Es gäbe zwar viel zu sagen, über Jürg beispielsweise, über Steffen oder über Martin, Daniel oder Juri. Davon, wann es jeweils begann, kompliziert und mühsam zu werden, könnte ich erzählen. Doch davon muss ich nicht sprechen, eher will ich über die Zeit dazwischen sprechen, von damals, als ich aufhörte zu suchen. Ich nutzte die Zeit und plante mehrere Reisen, Reisen, die ich schon immer mal machen wollte, mit dem Schiff durch die griechische Inselwelt und eine Gruppenreise nach Indien. «Es geht nicht darum», habe ich mir gesagt, «um jeden Preis einen Partner zu haben.» Ich sei alleine vollständig, sagte ich mir. Mir ging es gut mit mir, ich genoss meine Freiheit, meine Zeit ganz nach meinem Geschmack planen zu können. Das strahlte ich wohl aus, denn ich wurde gefunden – von Christian.

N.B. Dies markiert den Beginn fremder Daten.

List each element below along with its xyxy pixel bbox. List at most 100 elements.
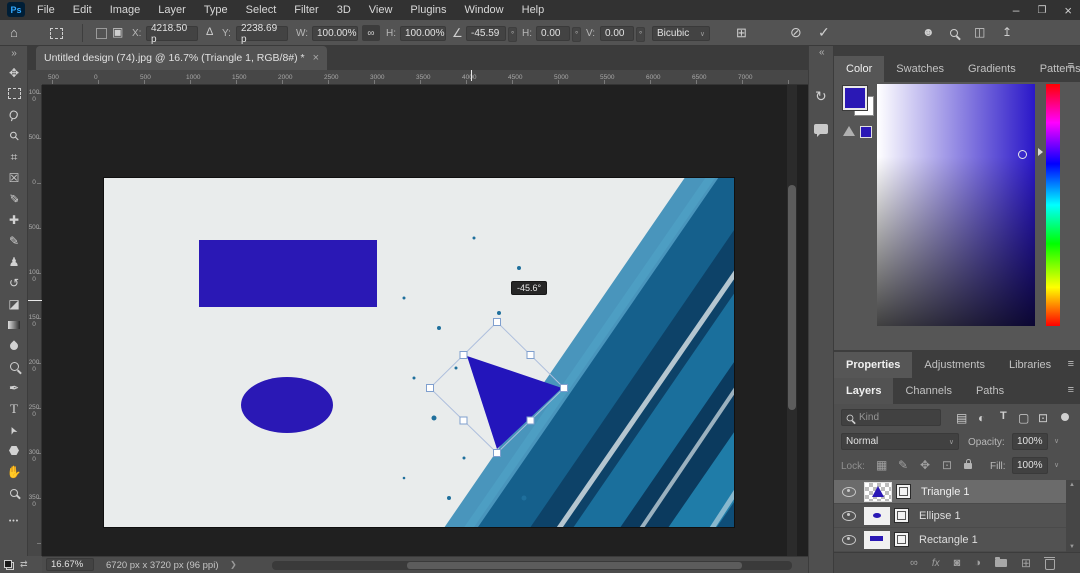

Es entstand eine wunderbare Beziehung. Schliesslich heirateten wir. Vor zwei Jahren – nach vielen glücklichen Ehejahren – ist bei unserem gemeinsamen Hobby, dem Tangotanzen, jemand aufgetaucht, ein Mann, der wunderbar Tango tanzt. Ich tauche mit diesem Fremden in den Fluss der Musik ein, unsere Schritte, unsere Körper, Zeit und Raum lösen sich auf, drei Tänze lang oder vier. Und so kam es, wie es kommen musste. Als einmal bei einer Milonga weder seine Frau noch Christian anwesend waren, fragte er, ob wir uns zwei Stockwerke weiter oben auf der Treppe treffen wollten – um uns zu küssen. Ich willigte ein und dachte: «Dieses kleine Abenteuer lässt du dir jetzt nicht entgehen.» Er wünschte sich mehr, der AAppetizer hatte ihn wohl überzeugt. Er richtete extra einen E-Mail Account mit einem fiktiven Namen ein, damit er mit mir kommunizieren könnte, ohne dass es seine Frau mitbekommt. – Sehr kreativ. – Ich habe ihm gesagt, dass ich meinem Mann davon erzählen würde und transparent wäre. Das kam für ihn nicht infrage. Er wollte auf keinen Fall, dass seine Frau davon erfahren würde. Mein Bedürfnis war nicht so gross, dass sich unser Zusammensein körperlich intensivierte und entschied mich dagegen. Es war für mich eher ein Gedankenspiel, bei dem ich mich gefragt habe, ob ich das will und meine Antwort war: „Ach nee, das ist blöd in der Konstellation mit seiner Frau, die das nicht will.“
Aufgezeichnet von Jutta R.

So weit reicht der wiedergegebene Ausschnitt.